Waste Streams Suitable for Pyrolysis Feedstock
Recently in Australia (and many other countries where we are active), governments have taken a greater interest in waste volumes and the requirements for landfill sites.
The lack of availability of landfill space in metropolitan areas, as well as the social and environmental concerns, have led some states and territories to formulate policies to reduce waste volume, or even aim to eliminate waste. As a part of that waste reduction, and to alleviate landfill pressures, a number of waste streams can be used as feedstock in our plants.
Municipal Solid Waste (MSW)
Most local governments dispose of MSW in landfill, which is a short-term answer, and the cost of MSW management is climbing (20 – 40% of municipal revenues). Not only is this problematic for the economy, but the environment as well, with landfills emitting vast quantities of toxic climate change gases. Now, MSW can be used in pyrolysis technology. A single hybrid line using MSW as feedstock will save more than 20,000 tons of GHG entering the atmosphere — equivalent to removing 4,300 cars from the road.
InRim seeks to empower poultry waste producers in removing the by-products that they generate. Research undertaken by Monash University found that manure, litter, mortalities, hatchery, and processing plant offal can be processed via pyrolysis technology so that they are environmentally sound, socially acceptable, and economically feasible. Also, sewerage has been tested and found to be a suitable feedstock.
Refuse Derived Fuel (RDF)
Sorting MSW to increase the fuel value of the waste produces RDF by removing incombustible materials such as dirt, glass, metals, and wet organics. The resulting RDF material is more consistent in size than raw MSW. RDF material comprises many components including rubber, plastics, timber, cardboard, green waste, and so on.
End of Life Vehicle Plastics (ELV)
ELV contains a variety of plastics and vinyl, known as “shredder flock”, which is currently sent to landfill and contribute to the volume of harmful chemicals released into the environment. This shredder residue, which constitutes approximately 25 – 35% of the weight of the vehicle and up to 60% of its volume, carries a significant financial cost to recyclers, but has been identified as a suitable feedstock.
Car and Truck Tyres
Annually, over 23 million waste tyres are created in Australia. In an effort to rectify this, new legislation and guidelines have recently been developed. However, although waste tyres are now chipped, sent to landfill or used as fuel replacement for coal-fired furnaces, the emissions still exist and are considered to be worse than the coal it is replacing. To assist in emission reduction, InRim are able to use car and truck tyres as feedstock.
Incineration is a common method of medical waste disposal as it eradicates germs and limits the spread of disease. However, in recent years, positive public perception of incineration has been declining, and environmental regulations of incineration have (rightly) become more stringent. Thus, medical waste is suitable for pyrolysis, which in turn unlocks the energy from the plastics in a clean, secure, and environmentally friendly way.

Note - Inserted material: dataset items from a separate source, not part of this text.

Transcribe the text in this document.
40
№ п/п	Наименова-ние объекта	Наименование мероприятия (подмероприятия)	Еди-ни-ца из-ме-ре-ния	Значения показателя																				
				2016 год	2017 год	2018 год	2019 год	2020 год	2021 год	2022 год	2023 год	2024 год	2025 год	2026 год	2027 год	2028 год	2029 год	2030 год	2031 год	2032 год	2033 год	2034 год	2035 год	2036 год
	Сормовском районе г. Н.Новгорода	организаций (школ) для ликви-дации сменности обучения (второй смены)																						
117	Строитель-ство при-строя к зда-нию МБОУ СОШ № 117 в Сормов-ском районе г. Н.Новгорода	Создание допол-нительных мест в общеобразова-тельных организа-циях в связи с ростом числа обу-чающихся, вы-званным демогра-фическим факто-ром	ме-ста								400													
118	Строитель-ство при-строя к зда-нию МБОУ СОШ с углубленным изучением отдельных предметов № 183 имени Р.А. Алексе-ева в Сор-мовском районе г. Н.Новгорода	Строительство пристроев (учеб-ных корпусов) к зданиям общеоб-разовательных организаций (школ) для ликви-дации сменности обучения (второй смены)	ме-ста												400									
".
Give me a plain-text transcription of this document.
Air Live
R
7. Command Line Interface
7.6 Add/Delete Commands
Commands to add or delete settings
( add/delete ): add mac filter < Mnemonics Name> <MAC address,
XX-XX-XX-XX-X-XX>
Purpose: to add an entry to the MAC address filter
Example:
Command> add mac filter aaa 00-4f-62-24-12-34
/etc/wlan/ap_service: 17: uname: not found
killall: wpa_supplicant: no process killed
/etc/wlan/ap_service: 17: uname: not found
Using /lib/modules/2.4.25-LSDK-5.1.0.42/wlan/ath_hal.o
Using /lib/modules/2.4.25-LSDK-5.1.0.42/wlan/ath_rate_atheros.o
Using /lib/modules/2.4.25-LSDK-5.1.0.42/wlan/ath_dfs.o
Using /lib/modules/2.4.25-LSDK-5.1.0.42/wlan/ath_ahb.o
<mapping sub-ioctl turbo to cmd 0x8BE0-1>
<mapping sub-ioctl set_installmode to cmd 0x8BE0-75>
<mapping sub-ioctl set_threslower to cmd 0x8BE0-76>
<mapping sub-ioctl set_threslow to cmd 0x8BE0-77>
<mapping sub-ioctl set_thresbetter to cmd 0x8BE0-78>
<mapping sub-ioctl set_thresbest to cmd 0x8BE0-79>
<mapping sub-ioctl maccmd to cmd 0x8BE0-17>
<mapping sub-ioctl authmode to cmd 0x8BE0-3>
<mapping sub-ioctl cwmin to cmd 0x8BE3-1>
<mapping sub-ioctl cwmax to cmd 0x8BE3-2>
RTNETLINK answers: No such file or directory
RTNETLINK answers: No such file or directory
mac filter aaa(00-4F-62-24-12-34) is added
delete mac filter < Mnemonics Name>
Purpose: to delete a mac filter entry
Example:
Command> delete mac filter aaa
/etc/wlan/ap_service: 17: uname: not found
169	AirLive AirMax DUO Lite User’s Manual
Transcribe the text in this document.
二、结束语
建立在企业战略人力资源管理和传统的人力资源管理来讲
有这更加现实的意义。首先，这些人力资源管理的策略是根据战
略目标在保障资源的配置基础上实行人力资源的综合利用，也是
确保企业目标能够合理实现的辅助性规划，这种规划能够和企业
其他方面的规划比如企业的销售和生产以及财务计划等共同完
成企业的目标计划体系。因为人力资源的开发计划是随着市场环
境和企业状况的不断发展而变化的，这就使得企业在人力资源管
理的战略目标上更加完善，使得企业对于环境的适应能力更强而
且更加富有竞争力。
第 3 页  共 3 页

Waste Streams Unsuitable for Pyrolysis Feedstock
Although many waste streams are available for feedstock, there are restrictions. For the safety and longevity of the plant, pyrolysis technology demands that all materials processed must be combustible. Materials such as, but not limited to, builders’ rubble and or demolition wastes consisting of concrete, bricks, and soil are not appropriate for pyrolysis.
In light of this, InRim reserves the right to refuse any material we deem unsuitable for the pyrolysis facility.